Another factor contributing to the rise in the food subsidy bill is the Centre’s reluctance to increase the price of highly subsidised foodgrains supplied under the NFSA, 2013. Under the Act, the price of `3/2/1 for rice, wheat and coarse grains, was capped for three years, which ended in 2016. Each rupee (per kg) increase issue price of grains could result in savings of food subsidy of over `5,000 crore annually. For 2018-19, while FCI’s issue price of grains to the states under the NFSA remains at `3 per kg for rice and `2 per kg for wheat, the economic cost of grains is `33.1 (rice) and `24.45 (wheat) per kg, respectively.

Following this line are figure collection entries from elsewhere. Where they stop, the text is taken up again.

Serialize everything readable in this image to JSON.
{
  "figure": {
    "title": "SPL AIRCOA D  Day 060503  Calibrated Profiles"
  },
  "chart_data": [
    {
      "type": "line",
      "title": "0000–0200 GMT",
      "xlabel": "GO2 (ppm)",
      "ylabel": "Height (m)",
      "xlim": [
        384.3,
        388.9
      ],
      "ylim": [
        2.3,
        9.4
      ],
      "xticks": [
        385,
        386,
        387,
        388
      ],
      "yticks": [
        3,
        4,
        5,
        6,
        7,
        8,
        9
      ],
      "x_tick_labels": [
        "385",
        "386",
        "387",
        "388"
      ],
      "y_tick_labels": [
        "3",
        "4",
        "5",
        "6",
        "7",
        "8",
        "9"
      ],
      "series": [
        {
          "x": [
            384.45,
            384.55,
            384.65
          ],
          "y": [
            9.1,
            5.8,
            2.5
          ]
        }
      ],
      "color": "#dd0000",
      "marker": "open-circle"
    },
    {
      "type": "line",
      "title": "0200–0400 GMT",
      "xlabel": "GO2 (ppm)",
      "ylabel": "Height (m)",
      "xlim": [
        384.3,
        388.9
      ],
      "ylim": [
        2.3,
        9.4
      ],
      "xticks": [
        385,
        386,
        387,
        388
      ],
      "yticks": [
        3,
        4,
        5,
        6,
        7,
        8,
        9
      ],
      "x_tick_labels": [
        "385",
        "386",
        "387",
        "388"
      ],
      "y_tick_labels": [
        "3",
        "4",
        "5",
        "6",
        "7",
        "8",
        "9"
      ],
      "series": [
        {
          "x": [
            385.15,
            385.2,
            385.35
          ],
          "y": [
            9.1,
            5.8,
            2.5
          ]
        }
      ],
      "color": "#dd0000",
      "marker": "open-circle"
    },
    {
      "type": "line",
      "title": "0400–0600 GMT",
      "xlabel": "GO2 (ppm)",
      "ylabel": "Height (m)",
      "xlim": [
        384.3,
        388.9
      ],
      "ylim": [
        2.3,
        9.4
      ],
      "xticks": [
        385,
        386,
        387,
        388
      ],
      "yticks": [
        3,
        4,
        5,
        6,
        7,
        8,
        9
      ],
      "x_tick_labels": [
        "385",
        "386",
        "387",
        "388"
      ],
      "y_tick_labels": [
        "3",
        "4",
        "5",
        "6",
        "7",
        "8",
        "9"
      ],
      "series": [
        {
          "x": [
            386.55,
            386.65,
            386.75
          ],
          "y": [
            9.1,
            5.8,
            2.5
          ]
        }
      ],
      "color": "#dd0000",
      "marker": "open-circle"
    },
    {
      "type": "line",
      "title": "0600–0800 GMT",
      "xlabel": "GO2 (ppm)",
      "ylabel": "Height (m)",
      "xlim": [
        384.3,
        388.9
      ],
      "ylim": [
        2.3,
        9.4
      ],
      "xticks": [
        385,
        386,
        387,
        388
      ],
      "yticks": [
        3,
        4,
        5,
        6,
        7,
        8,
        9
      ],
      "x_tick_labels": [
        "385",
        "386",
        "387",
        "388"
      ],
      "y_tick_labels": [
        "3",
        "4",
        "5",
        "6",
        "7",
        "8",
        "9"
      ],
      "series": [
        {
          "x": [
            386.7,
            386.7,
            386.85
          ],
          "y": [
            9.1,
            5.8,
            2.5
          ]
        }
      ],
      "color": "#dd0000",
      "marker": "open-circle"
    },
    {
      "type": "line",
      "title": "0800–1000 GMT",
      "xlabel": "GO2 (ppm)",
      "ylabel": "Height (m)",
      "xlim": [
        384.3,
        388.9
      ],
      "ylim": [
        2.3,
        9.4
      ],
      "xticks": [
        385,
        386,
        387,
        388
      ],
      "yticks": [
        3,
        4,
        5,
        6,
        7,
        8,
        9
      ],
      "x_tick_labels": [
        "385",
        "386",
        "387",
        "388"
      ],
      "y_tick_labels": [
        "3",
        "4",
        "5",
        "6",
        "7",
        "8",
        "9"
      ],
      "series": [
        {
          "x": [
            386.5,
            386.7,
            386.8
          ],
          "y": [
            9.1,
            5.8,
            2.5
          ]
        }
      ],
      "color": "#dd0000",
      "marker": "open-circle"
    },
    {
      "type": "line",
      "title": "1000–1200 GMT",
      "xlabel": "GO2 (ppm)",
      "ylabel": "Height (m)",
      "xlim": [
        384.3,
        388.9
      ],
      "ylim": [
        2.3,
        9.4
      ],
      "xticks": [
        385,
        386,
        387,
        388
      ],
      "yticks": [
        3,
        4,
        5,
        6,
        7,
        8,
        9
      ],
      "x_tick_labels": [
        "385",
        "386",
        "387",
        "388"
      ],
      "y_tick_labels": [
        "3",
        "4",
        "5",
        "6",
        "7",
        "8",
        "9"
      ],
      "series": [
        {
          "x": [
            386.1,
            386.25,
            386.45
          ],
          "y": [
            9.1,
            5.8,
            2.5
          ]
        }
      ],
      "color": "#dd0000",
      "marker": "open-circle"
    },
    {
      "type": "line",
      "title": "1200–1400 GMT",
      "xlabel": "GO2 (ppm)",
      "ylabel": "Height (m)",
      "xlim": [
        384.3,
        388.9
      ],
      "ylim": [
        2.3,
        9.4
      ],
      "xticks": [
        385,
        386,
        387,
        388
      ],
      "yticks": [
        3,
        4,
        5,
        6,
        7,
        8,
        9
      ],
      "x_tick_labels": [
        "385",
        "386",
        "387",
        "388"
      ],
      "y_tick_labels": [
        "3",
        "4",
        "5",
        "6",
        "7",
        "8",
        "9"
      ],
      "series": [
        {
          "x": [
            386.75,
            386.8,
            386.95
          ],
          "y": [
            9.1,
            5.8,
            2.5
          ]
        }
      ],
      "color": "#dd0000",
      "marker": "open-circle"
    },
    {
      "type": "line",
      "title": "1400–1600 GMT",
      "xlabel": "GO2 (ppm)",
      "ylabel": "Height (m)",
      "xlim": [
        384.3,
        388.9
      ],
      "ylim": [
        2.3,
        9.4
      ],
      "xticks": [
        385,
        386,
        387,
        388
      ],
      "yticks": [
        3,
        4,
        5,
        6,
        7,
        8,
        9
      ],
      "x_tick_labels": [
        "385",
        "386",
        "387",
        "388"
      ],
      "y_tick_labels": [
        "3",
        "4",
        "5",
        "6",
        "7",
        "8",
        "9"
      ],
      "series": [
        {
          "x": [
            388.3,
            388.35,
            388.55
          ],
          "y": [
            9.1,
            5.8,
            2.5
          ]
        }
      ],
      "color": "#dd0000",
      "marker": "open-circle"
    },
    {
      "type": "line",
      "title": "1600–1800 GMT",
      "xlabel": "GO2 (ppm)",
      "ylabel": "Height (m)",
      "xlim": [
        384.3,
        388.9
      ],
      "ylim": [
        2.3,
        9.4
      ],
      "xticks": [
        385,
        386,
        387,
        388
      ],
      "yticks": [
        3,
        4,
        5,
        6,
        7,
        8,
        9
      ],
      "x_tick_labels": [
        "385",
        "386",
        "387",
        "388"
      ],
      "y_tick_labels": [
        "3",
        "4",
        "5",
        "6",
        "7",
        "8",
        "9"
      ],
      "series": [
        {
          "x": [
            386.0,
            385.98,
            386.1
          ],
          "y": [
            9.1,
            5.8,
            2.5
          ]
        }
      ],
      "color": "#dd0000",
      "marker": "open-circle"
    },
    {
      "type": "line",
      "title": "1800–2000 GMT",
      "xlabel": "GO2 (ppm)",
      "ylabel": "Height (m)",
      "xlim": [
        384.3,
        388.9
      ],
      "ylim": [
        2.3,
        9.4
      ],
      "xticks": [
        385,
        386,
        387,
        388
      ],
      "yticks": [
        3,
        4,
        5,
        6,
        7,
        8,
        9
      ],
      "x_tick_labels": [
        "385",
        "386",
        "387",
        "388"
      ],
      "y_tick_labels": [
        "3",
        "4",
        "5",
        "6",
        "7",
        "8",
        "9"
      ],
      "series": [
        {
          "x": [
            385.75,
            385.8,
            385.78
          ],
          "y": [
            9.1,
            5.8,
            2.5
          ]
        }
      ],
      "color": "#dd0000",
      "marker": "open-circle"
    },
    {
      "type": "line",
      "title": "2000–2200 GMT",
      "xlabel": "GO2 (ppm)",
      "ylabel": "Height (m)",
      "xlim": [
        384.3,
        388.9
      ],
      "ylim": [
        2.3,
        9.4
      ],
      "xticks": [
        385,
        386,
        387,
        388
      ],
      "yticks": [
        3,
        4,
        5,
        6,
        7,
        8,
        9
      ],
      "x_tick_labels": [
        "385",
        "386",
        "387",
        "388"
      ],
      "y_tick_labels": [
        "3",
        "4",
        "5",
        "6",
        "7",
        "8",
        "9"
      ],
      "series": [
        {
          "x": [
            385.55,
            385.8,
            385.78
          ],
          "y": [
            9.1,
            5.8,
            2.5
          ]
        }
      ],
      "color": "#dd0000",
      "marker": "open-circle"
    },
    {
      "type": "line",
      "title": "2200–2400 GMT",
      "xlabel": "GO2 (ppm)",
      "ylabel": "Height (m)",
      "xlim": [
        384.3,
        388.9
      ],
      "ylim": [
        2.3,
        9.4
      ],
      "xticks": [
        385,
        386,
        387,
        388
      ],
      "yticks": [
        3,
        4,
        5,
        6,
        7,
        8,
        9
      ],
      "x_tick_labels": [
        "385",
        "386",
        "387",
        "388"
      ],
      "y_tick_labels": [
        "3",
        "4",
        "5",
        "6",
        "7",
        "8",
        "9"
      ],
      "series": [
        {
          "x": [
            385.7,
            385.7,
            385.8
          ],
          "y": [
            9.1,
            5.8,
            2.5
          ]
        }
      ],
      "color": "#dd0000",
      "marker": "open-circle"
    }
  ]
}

Over the years, FCI’s economic cost (procurement, distribution and storage of holding foodgrains) has been rising sharply, contributing to rising food subsidy expenses.
As on April 1, 2019, the FCI had 46.38 MT of grains stocks compared to the required buffer norm of 21 MT. The HLC had recommended “gradual introduction of cash transfers in the PDS, starting with large cities with more than 1 million population; extending it to grain-surplus states, and then giving an option to deficit states to opt for cash or physical grain distribution.” However, on cash transfer to PDS beneficiaries, the progress has been minimal. Only Chandigarh, Puducherry and parts of the Union Territory of Dadra and Nagar Haveli have opted for cash transfer in the PDS.
The NFSA—which has the objective of providing for food and nutritional security by ensuring access to adequate quantity of quality food at affordable prices to the people to live a life with dignity—is gradually turning out to be huge financial burden on the central government. The mounting burden of the food subsidy budget is compounded by huge surplus grains, and this has put enormous pressure on the central government’s finances. The short-cut method of raising loans against food subsidy arrears has to be curbed immediately.